Over the first weekend Megan’s glucose reading bounced all over the place to the high side. She even went over 400 again, twice. The second time she went over 400 (469), I decided it was time to get a bit more aggressive. The doctor’s notes said every 1-2 hours, but I had been letting her go to every 2 hours (trying to give her a break). So we starting testing every hour and adjusting her dosage according to her sliding scale. She also started walking on the treadmill. Her next reading was much better. We also decided to move up the twice a day dosage for the Metformin a bit eariler since she seemed to be tolerating it well.
Then we began taking a much closer look at her diet. We had been winging it, trying to follow what we had found online at diabetes.org.
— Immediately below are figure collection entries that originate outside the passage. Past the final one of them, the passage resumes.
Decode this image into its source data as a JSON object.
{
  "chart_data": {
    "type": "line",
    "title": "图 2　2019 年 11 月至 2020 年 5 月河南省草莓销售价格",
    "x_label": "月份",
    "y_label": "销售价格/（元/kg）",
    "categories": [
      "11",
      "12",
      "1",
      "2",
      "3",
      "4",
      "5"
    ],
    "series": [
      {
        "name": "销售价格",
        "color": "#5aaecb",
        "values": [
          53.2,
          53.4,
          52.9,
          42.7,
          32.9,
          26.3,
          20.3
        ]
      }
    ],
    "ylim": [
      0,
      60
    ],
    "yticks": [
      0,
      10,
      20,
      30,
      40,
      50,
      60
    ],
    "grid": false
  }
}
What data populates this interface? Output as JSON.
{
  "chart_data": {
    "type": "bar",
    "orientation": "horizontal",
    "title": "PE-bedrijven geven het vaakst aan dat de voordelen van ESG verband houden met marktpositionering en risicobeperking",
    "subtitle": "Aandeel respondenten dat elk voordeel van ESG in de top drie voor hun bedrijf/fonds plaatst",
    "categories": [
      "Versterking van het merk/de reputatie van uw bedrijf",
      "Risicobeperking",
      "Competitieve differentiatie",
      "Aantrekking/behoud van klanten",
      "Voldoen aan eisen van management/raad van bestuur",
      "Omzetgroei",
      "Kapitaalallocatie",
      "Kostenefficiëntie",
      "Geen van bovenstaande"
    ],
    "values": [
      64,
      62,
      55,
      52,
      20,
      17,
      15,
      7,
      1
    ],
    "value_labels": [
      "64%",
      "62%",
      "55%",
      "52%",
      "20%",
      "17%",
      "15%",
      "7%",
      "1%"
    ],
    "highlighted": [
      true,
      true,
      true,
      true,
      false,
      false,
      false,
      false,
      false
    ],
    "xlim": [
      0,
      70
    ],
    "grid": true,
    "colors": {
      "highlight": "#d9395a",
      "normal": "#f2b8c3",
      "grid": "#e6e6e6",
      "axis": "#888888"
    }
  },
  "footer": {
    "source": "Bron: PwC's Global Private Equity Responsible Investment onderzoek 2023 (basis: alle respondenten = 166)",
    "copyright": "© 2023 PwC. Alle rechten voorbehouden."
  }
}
Fortunately, the Diabetes Center from the hospital near her doctor’s office called and I was able to explain how we felt like we had been thrown to the wolves. The dietitian emailed me a meal planner outlining Megan’s total carbs and took time to step me through how to balance everything. It was then I decided we needed to attend the next diabetes class, the sooner we learned what Megan needed to be doing, the better.
The next class was on Thursday October 15 8AM – 3:30PM. Since there was no way we could make it up in time leaving Thursday, we drove up Wednesday afternoon. I’ll share with you all the details of the class in my next post. One of the positive things that came out of it was the nurse teaching the class realized Megan’s insulin dosages were not quite right. She got back with the doctor’s office and Megan was put on a second insulin – a long acting one to be taken at bed time. The dosages for the first insulin were adjusted for meal times and she was also taken off the oral medication Actos (I was really afraid to see how much that would have been).